Cold December

What do you do afterward?

What we did was stay home. For a while we just didn’t go to school or work or anything.

And it was this fiercely cold December, that first month after he was gone, but every afternoon my brother and I went running. (Why the hell would we go running? Please see: Family dinner.) And the cold presented this nice kind of challenge, something around which to marshal our energies. So it fast became our ritual to discuss, in detail, what constituted appropriate attire for the day’s weather. And then we’d gather up all the fleeces and hats and mittens and scarves and layer them on, and we’d duck out into the winter.
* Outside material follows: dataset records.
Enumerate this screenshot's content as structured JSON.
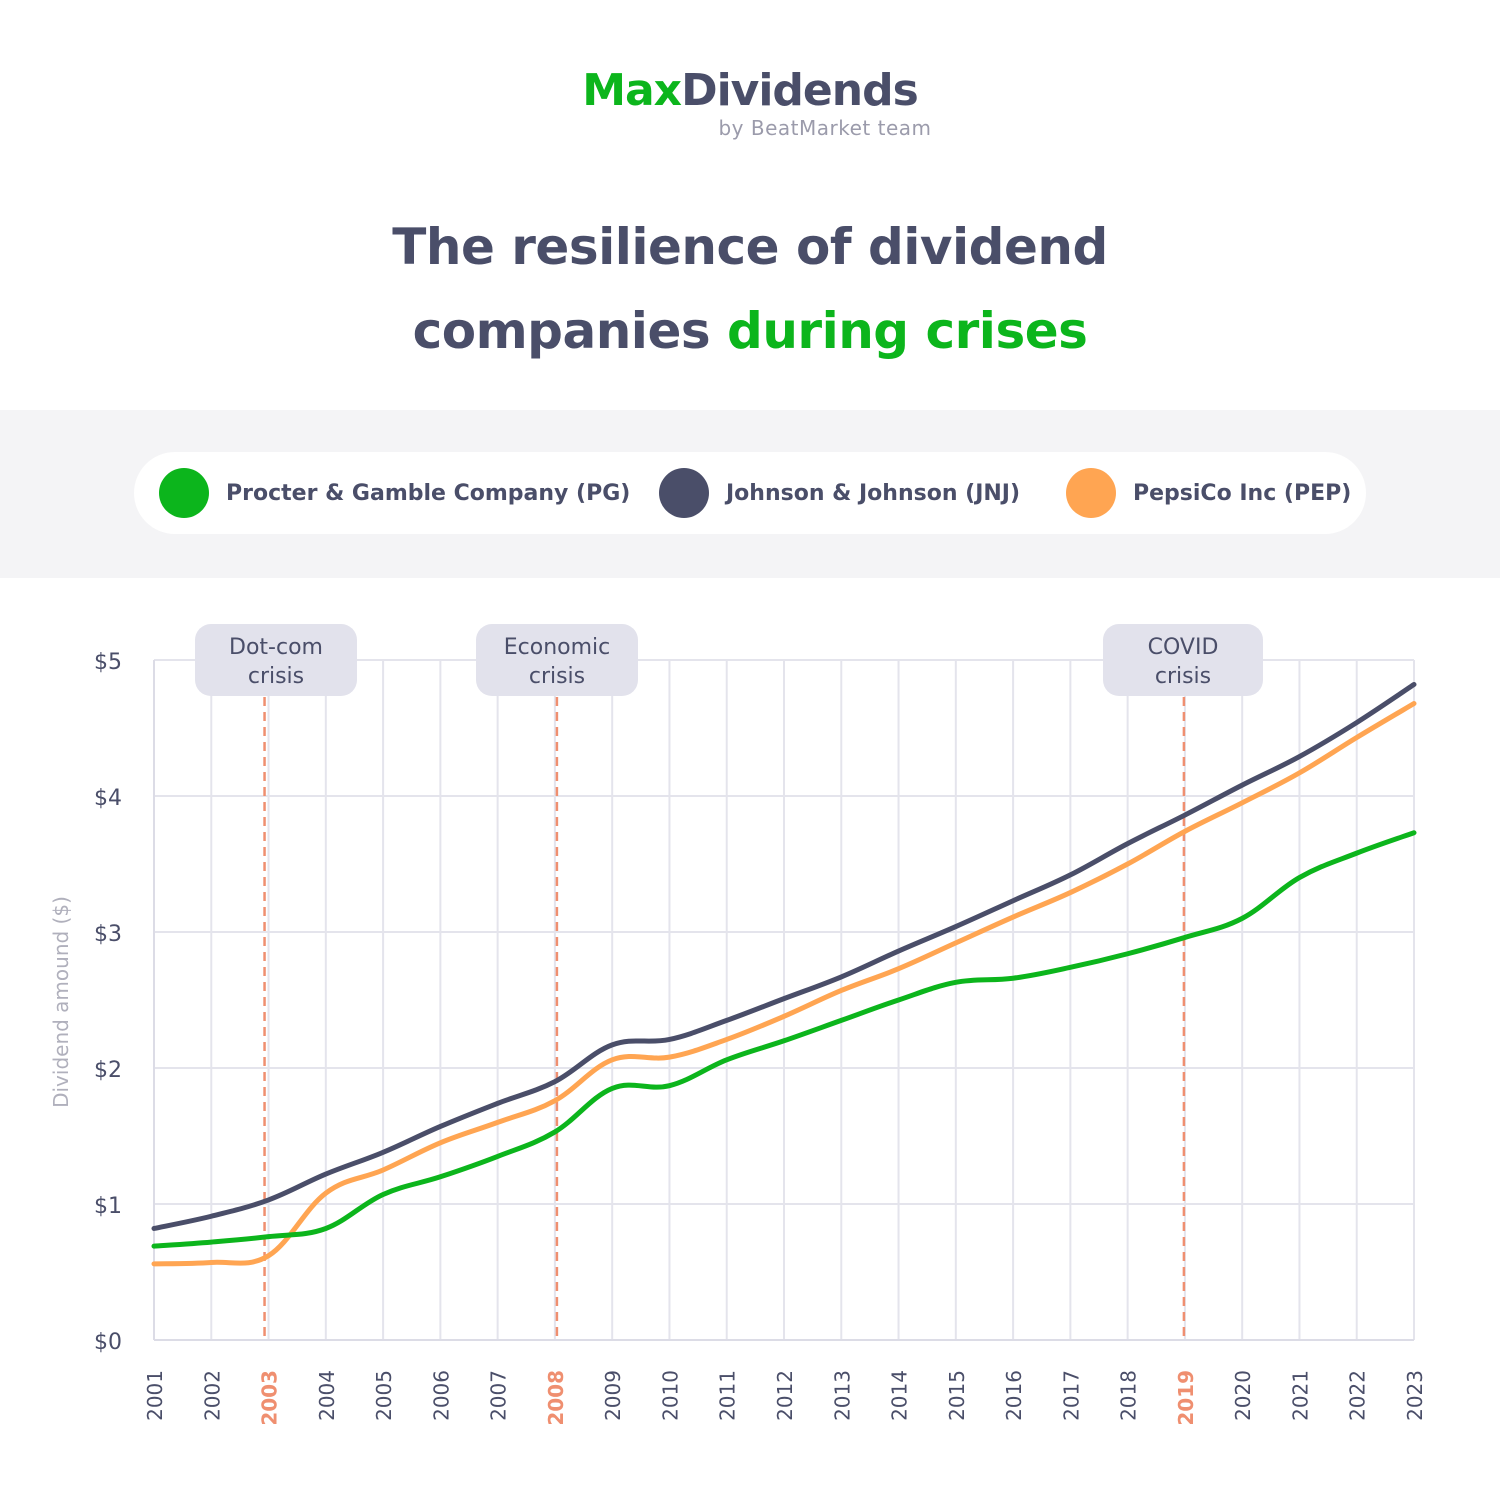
{
  "brand": {
    "name_part1": "Max",
    "name_part2": "Dividends",
    "subtitle": "by BeatMarket team"
  },
  "title": {
    "line1": "The resilience of dividend",
    "line2_plain": "companies ",
    "line2_accent": "during crises"
  },
  "colors": {
    "green": "#0cb51c",
    "navy": "#4a4e69",
    "orange": "#ffa552",
    "crisis": "#ef8f70",
    "annotation_bg": "#e2e2ec"
  },
  "legend": [
    {
      "label": "Procter & Gamble Company (PG)",
      "color": "#0cb51c"
    },
    {
      "label": "Johnson & Johnson (JNJ)",
      "color": "#4a4e69"
    },
    {
      "label": "PepsiCo Inc (PEP)",
      "color": "#ffa552"
    }
  ],
  "chart_data": {
    "type": "line",
    "ylabel": "Dividend amound ($)",
    "xlabel": "",
    "ylim": [
      0,
      5
    ],
    "yticks": [
      "$0",
      "$1",
      "$2",
      "$3",
      "$4",
      "$5"
    ],
    "grid": true,
    "x": [
      "2001",
      "2002",
      "2003",
      "2004",
      "2005",
      "2006",
      "2007",
      "2008",
      "2009",
      "2010",
      "2011",
      "2012",
      "2013",
      "2014",
      "2015",
      "2016",
      "2017",
      "2018",
      "2019",
      "2020",
      "2021",
      "2022",
      "2023"
    ],
    "series": [
      {
        "name": "Procter & Gamble Company (PG)",
        "color": "#0cb51c",
        "values": [
          0.69,
          0.72,
          0.76,
          0.82,
          1.07,
          1.2,
          1.35,
          1.53,
          1.85,
          1.87,
          2.06,
          2.2,
          2.35,
          2.5,
          2.63,
          2.66,
          2.74,
          2.84,
          2.96,
          3.1,
          3.4,
          3.58,
          3.73
        ]
      },
      {
        "name": "Johnson & Johnson (JNJ)",
        "color": "#4a4e69",
        "values": [
          0.82,
          0.91,
          1.03,
          1.22,
          1.38,
          1.57,
          1.74,
          1.9,
          2.17,
          2.21,
          2.35,
          2.51,
          2.67,
          2.86,
          3.04,
          3.23,
          3.42,
          3.65,
          3.86,
          4.08,
          4.29,
          4.54,
          4.82
        ]
      },
      {
        "name": "PepsiCo Inc (PEP)",
        "color": "#ffa552",
        "values": [
          0.56,
          0.57,
          0.62,
          1.08,
          1.25,
          1.45,
          1.6,
          1.76,
          2.06,
          2.08,
          2.21,
          2.38,
          2.57,
          2.73,
          2.92,
          3.11,
          3.29,
          3.5,
          3.74,
          3.95,
          4.17,
          4.43,
          4.68
        ]
      }
    ],
    "annotations": [
      {
        "x": "2003",
        "line1": "Dot-com",
        "line2": "crisis"
      },
      {
        "x": "2008",
        "line1": "Economic",
        "line2": "crisis"
      },
      {
        "x": "2019",
        "line1": "COVID",
        "line2": "crisis"
      }
    ],
    "highlight_years": [
      "2003",
      "2008",
      "2019"
    ]
  }
}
On my usual route there was a place where the road crossed over a little stream, and I’d hear the sound of it and I’d slow down and look at how the black water cut through the blanket of snow.

And I’d talk to Dad. I didn’t say anything much – “I miss you, Dad”; “I love you” – but there with the sound of the water it didn’t seem as silly to think he heard me.

Back at home we’d strip off our wet clothes and hang them on the clothesline in the basement and then we’d put on the kettle for tea. We’d open the cupboard for mugs and there was Dad’s ridiculous beer stein, a twenty-four ouncer that he’d gotten in a Yankee swap one year. The best part was that it had a picture of the NASCAR driver Dale Earnhardt on the side.

“A man-sized cup of tea!” Dad always said, holding the stein in his left hand and the string of a tea bag in his right, bobbing it once or twice before discarding it, so the tea came out just the way he liked it, weak and milky.

We’d see that stein there in the cupboard, as we selected our mugs.

And then we’d rustle through all the foods people had brought. In the days afterward people brought us trays and pots and boxes of food. Minestrone soup. Loaves of bread that were golden on top from an egg wash. Boxes of Bartlett pears, round and burnished like they were from a catalog. Casserole pans, each representing a different nation’s cuisine: lasagna; enchilada; spanakopita. There were pecan shortbread cookies dusted in powdered sugar and loaves of banana bread.

Our cheeks were still bright red from the cold and our hair was still damp with sweat, and we’d drink green tea and rustle through all the foods, and we’d eat.